A collection of poetry featuring locations ranging from Rwanda to St. Petersburg to Mexico and a vision that stretches across the boundaries of the human experience.

From Publishers Weekly

Selected for the National Poetry series by John Haines, this volume includes family history and poems about childhood as well as work informed by Romtvedt’s ( Moon ) adult experiences: his opposition to the draft during the Vietnam War, his work in the Peace Corps in Africa and his protest against the Trident nuclear submarine base on Puget Sound. Happily, the poems are free of polemics. Rather, they demonstrate Romtvedt’s sympathy for the spectrum of humanity, from the nameless victims of Guatemalan terrorism to Soviet poet Osip Mandelstam, who died in Stalin’s Gulag. One of the most compelling poems describes how the poet’s grandmother and her sisters were forced as children to stand in a row in their living room while their father aimed a rifle at them. The poem ends with the haunting refrain, “It was winter and we skated, the ice so clear it was blue.” Technically, the volume is eclectic. The opening poem is written in a deadpan and prosaic voice, but the title poem, with its dreamy image of a flower floating in darkness, is surreal.
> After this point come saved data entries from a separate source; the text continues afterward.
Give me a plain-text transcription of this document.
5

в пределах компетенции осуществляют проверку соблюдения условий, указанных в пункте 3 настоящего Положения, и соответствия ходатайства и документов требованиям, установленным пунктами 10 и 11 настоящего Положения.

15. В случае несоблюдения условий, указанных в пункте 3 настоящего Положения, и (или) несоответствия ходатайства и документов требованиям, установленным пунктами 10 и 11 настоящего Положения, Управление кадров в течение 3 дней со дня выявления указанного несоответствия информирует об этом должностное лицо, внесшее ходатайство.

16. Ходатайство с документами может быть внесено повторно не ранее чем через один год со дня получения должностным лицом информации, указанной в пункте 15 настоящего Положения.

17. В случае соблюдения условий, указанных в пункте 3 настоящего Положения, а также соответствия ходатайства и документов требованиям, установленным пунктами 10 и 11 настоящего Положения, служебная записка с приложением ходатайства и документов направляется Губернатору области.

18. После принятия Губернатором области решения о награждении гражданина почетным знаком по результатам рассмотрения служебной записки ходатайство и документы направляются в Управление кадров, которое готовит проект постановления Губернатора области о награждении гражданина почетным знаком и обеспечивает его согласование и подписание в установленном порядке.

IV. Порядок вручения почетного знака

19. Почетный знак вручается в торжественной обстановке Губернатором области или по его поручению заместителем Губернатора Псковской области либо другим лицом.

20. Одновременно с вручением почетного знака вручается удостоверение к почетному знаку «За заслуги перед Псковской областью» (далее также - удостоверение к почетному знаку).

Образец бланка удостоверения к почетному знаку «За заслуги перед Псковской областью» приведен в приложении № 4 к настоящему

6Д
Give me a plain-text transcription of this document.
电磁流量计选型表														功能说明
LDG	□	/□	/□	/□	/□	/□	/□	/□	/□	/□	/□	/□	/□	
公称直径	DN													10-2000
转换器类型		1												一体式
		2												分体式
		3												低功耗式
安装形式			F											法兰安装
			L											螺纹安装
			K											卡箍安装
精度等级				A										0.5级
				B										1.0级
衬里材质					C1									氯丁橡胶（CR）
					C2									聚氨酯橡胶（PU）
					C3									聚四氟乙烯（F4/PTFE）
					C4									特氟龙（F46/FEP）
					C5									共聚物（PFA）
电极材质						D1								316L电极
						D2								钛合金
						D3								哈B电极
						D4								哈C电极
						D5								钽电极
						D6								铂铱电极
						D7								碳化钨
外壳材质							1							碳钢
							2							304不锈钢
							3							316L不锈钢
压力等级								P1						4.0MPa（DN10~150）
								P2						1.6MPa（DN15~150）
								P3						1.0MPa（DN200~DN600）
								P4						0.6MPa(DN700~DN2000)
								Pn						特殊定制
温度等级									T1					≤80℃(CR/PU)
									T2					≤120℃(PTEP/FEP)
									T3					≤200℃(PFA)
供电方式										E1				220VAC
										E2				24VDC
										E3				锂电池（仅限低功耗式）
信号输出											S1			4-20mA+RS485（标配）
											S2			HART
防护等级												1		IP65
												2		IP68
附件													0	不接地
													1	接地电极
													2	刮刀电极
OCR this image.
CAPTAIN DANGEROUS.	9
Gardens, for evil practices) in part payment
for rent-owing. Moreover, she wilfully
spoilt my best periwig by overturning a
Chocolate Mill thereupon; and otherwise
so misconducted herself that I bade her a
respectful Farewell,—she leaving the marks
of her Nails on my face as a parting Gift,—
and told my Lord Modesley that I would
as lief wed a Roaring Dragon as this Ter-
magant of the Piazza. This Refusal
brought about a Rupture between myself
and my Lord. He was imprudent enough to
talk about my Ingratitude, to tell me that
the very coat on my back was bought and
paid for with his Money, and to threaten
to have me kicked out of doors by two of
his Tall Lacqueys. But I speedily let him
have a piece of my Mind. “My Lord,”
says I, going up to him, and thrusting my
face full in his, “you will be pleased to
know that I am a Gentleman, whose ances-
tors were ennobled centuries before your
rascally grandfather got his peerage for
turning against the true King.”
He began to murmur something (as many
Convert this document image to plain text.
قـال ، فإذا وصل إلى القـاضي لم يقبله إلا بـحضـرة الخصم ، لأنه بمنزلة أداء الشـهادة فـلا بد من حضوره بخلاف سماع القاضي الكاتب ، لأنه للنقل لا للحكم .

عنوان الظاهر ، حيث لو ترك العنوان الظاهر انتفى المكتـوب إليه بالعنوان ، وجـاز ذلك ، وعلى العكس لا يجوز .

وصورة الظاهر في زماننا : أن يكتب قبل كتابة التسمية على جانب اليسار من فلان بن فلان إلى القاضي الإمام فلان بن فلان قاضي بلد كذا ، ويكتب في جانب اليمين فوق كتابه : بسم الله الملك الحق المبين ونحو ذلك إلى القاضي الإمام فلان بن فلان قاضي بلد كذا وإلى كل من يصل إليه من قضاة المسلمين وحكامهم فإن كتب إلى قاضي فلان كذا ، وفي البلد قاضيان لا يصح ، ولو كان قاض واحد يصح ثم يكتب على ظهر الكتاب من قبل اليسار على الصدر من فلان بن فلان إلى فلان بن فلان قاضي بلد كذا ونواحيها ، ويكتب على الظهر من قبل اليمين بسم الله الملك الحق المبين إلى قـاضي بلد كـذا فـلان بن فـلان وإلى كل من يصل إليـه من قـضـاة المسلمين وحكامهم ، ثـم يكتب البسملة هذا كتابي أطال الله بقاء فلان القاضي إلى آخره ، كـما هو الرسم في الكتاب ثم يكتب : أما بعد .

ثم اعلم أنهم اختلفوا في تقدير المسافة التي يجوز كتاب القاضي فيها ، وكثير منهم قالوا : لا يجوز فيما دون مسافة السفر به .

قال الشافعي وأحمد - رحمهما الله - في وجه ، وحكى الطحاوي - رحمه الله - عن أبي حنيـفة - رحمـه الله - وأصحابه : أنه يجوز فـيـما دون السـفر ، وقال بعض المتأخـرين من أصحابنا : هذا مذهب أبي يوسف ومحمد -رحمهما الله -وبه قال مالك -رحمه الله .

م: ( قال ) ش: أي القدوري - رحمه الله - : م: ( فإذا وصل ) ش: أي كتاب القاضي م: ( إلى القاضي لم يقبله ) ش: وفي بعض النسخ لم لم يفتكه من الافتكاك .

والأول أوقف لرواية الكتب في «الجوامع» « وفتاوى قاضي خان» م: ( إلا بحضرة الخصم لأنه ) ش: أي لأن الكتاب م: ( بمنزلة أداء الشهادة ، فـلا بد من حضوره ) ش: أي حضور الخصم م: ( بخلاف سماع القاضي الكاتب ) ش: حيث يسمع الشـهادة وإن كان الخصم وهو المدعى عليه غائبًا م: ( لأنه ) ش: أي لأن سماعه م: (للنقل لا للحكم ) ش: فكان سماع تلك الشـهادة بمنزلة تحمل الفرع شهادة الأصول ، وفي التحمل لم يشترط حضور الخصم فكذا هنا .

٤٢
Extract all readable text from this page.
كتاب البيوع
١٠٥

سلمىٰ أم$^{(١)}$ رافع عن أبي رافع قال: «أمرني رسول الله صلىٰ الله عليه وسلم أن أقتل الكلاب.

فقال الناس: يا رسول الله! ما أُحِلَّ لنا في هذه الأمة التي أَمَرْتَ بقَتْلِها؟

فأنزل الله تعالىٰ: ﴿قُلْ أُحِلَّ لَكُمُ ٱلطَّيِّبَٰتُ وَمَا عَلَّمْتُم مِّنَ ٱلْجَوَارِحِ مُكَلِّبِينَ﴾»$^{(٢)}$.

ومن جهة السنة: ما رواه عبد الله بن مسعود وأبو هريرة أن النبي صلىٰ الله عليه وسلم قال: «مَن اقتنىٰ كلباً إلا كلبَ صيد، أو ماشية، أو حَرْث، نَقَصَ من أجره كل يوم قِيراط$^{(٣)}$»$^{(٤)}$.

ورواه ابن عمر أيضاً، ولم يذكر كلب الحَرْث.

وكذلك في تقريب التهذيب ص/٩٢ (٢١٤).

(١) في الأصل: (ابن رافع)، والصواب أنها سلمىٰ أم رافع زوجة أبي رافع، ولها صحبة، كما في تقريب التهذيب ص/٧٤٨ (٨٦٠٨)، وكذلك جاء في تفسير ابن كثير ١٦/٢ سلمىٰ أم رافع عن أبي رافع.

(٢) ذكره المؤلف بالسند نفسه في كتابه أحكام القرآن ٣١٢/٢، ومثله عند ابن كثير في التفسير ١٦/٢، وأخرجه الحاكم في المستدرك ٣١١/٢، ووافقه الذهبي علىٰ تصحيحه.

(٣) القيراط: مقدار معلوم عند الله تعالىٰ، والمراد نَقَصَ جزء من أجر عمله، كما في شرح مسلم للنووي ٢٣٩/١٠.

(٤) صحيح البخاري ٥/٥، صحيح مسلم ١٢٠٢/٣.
Although the language is well chosen and seems musically correct throughout, the numerous shifts of voice and sensibility are troubling.
Copyright 1992 Reed Business Information, Inc.

From Library Journal

“When I was a boy the neighbor/ across the street built a bomb shelter.” Romtvedt’s work is at once personal and political, an awkward mix for most poets, but he manages to come down on issues and still keep himself and his experiences at the center of the poem. Besides the bomb, he addresses such contemporary topics as a “peace blockade,” a nuclear accident in the Ukraine, and a Trident submarine jockeying for position in the Straits of Juan de Fuca near Bangor, Washington: “The air is the same air/ I breathed in Paradise/ and Buchenwald.” Romtvedt travels from Hiroshima to Guatemala, from Zaire and Rwanda to Arkansas, collecting people and their stories. He is Everyman (and woman): His poems make it easy to recognize our common stake in world affairs. Highly recommended for anyone who reads poetry seriously.
– Louis McKee, Painted Bride Arts Ctr., Philadelphia
Copyright 1992 Reed Business Information, Inc.

About the Author

David Romtvedt is professor emeritus of creative writing at the University of Wyoming. The author of more than a dozen books, he has also served as the Poet Laureate of Wyoming and, with the bands Ospa and The Fireants, plays the button accordion.